Besuch im Erzgebierge soll irgendwann auch noch kommen

Am Ende sollten die Materialkosten wieder reinkommen. „Und vielleicht kann man vom Rest mal schön zusammen essen gehen“, sind sich beide einig. Würden sie alle Arbeitsstunden zusammenrechnen, wären ihre Schwibbögen und Co. vermutlich nur schwer erschwinglich.

Apropos Schwibbögen: Berühmt für den weihnachtlichen Schmuck ist bekanntlich das Erzgebirge. „Da waren wir aber noch nie so richtig“, sagen beide und lachen wieder. „Wir haben es aber vor.“ Es dürfte eine weitere Station sein, um sich inspirieren zu lassen.

Schwibbogen – Name und Herkunft

Name
Der Name „Schwibbogen“ leitet sich aus der Architektur ab.
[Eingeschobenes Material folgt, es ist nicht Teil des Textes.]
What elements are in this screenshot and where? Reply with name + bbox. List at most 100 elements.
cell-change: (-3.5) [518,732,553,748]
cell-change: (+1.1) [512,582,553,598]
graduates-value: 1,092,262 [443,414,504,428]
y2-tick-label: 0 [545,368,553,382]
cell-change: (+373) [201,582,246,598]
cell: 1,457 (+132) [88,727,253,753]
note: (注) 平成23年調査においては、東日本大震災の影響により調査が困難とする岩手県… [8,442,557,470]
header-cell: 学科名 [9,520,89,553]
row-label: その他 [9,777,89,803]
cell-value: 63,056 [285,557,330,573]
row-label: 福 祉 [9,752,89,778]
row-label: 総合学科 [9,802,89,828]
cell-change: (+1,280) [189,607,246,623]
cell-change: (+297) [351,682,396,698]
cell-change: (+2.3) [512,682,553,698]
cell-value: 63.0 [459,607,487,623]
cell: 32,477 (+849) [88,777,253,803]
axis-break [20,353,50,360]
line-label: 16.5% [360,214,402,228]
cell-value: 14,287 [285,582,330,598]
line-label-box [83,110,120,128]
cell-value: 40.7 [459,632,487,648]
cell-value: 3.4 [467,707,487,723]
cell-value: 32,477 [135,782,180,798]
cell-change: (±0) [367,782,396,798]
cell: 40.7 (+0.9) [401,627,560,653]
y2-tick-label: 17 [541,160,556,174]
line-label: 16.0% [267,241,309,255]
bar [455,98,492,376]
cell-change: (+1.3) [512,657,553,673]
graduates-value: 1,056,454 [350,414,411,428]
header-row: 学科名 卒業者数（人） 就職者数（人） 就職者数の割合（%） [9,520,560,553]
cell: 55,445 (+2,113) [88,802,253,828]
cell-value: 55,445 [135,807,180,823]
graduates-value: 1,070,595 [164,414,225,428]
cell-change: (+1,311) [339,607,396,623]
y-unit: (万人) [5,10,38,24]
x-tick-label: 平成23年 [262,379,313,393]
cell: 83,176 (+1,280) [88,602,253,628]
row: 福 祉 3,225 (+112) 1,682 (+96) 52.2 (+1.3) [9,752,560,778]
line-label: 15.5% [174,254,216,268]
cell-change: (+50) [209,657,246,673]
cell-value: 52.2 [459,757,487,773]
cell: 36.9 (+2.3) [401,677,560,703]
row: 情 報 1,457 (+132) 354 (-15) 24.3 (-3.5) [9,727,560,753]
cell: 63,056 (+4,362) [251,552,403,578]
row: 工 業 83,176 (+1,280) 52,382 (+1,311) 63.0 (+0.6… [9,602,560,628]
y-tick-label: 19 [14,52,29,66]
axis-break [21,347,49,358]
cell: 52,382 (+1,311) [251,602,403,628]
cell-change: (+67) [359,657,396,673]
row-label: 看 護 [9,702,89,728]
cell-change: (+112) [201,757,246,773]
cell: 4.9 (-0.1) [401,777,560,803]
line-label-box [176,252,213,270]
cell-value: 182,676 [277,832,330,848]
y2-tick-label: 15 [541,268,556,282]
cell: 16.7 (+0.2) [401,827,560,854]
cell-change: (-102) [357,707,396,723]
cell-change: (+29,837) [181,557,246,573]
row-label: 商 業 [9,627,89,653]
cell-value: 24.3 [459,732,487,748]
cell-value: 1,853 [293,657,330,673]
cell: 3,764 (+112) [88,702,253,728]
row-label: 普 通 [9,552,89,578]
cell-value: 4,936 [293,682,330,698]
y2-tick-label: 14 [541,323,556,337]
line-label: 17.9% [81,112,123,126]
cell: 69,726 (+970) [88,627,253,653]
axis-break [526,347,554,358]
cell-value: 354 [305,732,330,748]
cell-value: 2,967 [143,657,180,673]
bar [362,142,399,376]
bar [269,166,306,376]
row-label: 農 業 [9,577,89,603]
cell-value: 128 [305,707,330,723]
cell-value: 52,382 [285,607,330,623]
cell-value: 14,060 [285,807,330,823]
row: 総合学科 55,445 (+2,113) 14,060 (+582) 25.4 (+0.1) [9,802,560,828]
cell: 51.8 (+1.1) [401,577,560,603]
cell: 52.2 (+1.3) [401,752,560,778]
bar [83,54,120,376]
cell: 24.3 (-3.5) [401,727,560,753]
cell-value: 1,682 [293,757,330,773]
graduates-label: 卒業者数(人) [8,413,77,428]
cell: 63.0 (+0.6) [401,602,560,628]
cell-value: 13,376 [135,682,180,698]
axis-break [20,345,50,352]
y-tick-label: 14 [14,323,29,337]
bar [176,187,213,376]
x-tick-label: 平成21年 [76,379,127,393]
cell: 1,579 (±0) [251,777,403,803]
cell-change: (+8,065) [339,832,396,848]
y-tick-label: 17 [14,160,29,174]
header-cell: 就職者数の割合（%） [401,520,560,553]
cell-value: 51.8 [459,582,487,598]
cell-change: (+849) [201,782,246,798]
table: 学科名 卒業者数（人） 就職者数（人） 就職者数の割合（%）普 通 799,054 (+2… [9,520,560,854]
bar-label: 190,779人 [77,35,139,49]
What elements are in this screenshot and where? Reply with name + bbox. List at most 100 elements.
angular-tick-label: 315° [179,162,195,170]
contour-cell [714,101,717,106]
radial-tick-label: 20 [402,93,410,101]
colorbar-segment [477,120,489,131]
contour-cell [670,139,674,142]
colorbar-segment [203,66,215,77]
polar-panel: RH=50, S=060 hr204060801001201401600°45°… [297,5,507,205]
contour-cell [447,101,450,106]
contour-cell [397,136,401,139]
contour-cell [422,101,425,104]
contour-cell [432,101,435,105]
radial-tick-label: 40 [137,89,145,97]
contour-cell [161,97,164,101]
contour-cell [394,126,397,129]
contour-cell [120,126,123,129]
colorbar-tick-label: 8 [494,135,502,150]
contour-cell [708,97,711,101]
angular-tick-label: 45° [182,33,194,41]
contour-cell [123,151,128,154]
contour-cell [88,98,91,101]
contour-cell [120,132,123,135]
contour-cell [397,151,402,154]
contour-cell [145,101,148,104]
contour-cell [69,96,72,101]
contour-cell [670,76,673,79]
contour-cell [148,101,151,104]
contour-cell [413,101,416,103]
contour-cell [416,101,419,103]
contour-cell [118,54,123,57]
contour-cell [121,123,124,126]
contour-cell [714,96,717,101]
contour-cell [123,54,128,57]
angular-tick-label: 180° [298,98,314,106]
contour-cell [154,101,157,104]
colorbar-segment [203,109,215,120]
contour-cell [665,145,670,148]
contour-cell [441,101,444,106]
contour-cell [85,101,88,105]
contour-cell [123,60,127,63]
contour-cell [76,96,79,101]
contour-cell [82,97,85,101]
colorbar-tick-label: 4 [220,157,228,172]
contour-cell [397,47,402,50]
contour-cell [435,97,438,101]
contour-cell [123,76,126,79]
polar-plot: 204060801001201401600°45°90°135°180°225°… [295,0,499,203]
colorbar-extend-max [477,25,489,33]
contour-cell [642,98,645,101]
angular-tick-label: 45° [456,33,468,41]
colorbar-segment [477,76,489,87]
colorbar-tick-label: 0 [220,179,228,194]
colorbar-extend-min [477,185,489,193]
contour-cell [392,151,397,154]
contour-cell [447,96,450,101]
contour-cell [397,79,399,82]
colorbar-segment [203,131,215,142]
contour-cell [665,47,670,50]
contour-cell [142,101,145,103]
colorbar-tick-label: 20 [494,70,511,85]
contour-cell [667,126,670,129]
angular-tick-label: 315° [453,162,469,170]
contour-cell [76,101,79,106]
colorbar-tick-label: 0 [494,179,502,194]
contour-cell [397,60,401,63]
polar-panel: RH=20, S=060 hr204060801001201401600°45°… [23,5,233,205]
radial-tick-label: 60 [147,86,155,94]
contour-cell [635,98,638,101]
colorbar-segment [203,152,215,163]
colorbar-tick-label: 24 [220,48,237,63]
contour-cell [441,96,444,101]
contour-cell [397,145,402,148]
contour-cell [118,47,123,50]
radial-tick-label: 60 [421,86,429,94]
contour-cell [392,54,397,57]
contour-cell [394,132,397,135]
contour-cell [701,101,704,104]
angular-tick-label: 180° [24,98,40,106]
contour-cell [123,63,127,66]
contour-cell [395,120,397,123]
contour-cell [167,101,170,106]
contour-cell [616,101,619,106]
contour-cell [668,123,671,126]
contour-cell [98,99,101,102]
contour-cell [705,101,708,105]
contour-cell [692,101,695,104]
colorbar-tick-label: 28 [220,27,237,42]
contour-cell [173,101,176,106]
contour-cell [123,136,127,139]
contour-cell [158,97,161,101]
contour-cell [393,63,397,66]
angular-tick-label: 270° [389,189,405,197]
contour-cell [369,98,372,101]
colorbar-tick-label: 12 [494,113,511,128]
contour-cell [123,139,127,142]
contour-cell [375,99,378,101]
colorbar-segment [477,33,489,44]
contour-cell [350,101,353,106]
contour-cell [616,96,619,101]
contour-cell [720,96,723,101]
In diesem Zusammenhang verwendet man den Begriff „Schwebebogen“ für eine Stütze zwischen zwei Mauern

Herkunft
Das Erzgebirge ist für die Schwibbogen-Kunst bekannt. Im einst stark von Bergbau geprägten Landstrich, so erzählt man, sehnten sich die Bergleute in den Wintermonaten nach Licht. Dieses Licht in den Fenstern sollte ihnen zudem den Weg nach Hause zeigen. Der erste Schwibbogen, damals noch aus Metall gefertigt, datiert aus dem Jahr 1740.

Holzkiste
Einen Quasi-Namen hat die Schnitzerei von Gerd Neininger auch: „Gerry’s Holzkiste“ wird sich aber noch durchsetzen müssen.